For a long time it was considered that the Polovtsy were almost Mongoloids in appearance, and Turks in language. However, in their anthropology, the Polovtsy are typical northern Caucasians. This is confirmed by the statues, where the images of male faces are always with mustaches and even with a beard. The Türkic-speaking of the Polovtsy is not confirmed. The situation with the Polovtsian language is reminiscent of the Scythian - in relation to the Scythians, they accepted the version (not confirmed by anything) that they are Iranian-speaking. Almost no traces of the Polovtsian language, like the Scythian, remained. The question is also interesting, where did he disappear in such a relatively short period of time? For analysis, there are only a few names of the Polovtsian nobility. However, their names are not Turkic! There are no Turkic analogues, but there is consonance with Scythian names. Bunyak, Konchak sound the same as the Scythian Taksak, Palak, Spartak, etc. Names similar to the Polovtsian are also found in the Sanskrit tradition - Gzak and Gozak are noted in Rajatorongini (Kashmir chronicle in Sanskrit). According to the "classical" (Western European) tradition, everyone who lived in the steppes to the east and south of the Rurik state was called "Turks" and "Tatars".

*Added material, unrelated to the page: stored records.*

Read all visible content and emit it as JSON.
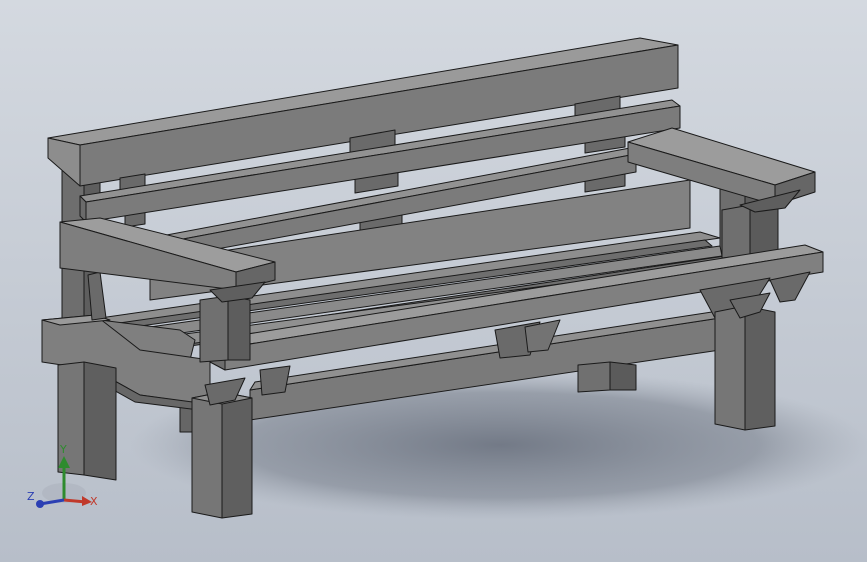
{
  "viewport": {
    "background_top": "#d4d9e0",
    "background_bottom": "#b7bec9",
    "part_color": "#7b7b7b",
    "part_light": "#8a8a8a",
    "part_dark": "#5e5e5e",
    "edge_color": "#1a1a1a",
    "shadow_color": "#7d8490"
  },
  "model": {
    "name": "bench-model"
  },
  "triad": {
    "y_label": "Y",
    "x_label": "X",
    "z_label": "Z",
    "y_color": "#2e8b2e",
    "x_color": "#c0392b",
    "z_color": "#2b3fb3",
    "icons": [
      "y-axis-icon",
      "x-axis-icon",
      "z-axis-icon"
    ]
  }
}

In anthropological and linguistic terms, the Polovtsy were the same Scythians-Sarmatians as the inhabitants of the Don region, the Sea of ​​\u200b\u200bAzov, on whose lands they came. The formation of the Polovtsian principalities in the southern Russian steppes of the 12th century should be considered as a result of the migration of the Siberian Scythians (Rus, according to Yu.D. Petukhov and a number of other researchers) under the pressure of the Turks to the west, to the lands of the related Volga-Don Yases, and the Pechenegs.

Why did kindred peoples fight each other? It is enough to recall the bloody feudal wars of the Russian princes or look at the current relations between Ukraine and Russia (two Russian states) to understand the answer. The ruling factions fought for power. There was also a religious split - between pagans and Christians, Islam was already penetrating somewhere.

Archeological data confirm this opinion, about the origin of the Polovtsy, as the heirs of the Scythian-Sarmatian civilization. There is no big gap between the Sarmatian-Alanian cultural period and the "Polovtsian" one. Even more than that, the cultures of the "Polovtsian field" reveal kinship with the northern, Russian ones. In particular, only Russian ceramics were found in the Polovtsian settlements on the Don. This proves that in the XII century the bulk of the population of the "Polovtsian field" was still made up of direct descendants of the Scythian-Sarmatians (Rus), and not the "Turks". This is also confirmed by the written sources of the XV-XVII centuries that have not been destroyed and have come down to us. Polish researchers Martin Belsky and Matvey Stryikovsky report on the relationship of the Khazars, Pechenegs and Polovtsy with the Slavs. The Russian nobleman Andrei Lyzlov, the author of the Scythian History, as well as the Croatian historian Mavro Orbini, in the book Slavic Kingdom, argued that the "Polovtsy" are related to the "Goths" who stormed the borders of the Roman Empire in the 4th-5th centuries, and "Goths", in turn, are the Scythians-Sarmatians. Thus, the sources that have survived after the total “purge” of the 18th century (carried out in the interests of the West) speak of the relationship of the Scythians, Polovtsians and Russians. Russian researchers of the 18th - early 20th centuries wrote about the same, who opposed the "classical" version of the history of Russia, composed by the "Germans" and their Russian sing-alongs.

The Polovtsy were not the "wild nomads" that they like to portray. They had their own cities. The Polovtsian cities of Sugrov, Sharukan and Balin are known to Russian chronicles, which contradicts the concept of the "Wild Field" in the Polovtsian period. The famous Arab geographer and traveler Al-Idrisi (1100-1165, according to other sources 1161) reports on six fortresses on the Don: Luka, Astarkuza, Barun, Busar, Sarada and Abkad. There is an opinion that Baruna corresponds to Voronezh. Yes, and the word "Baruna" has a Sanskrit root: "Varuna" in the Vedic tradition, and "Svarog" in the Slavonic Russian (God "cooked", "bungled", created our planet).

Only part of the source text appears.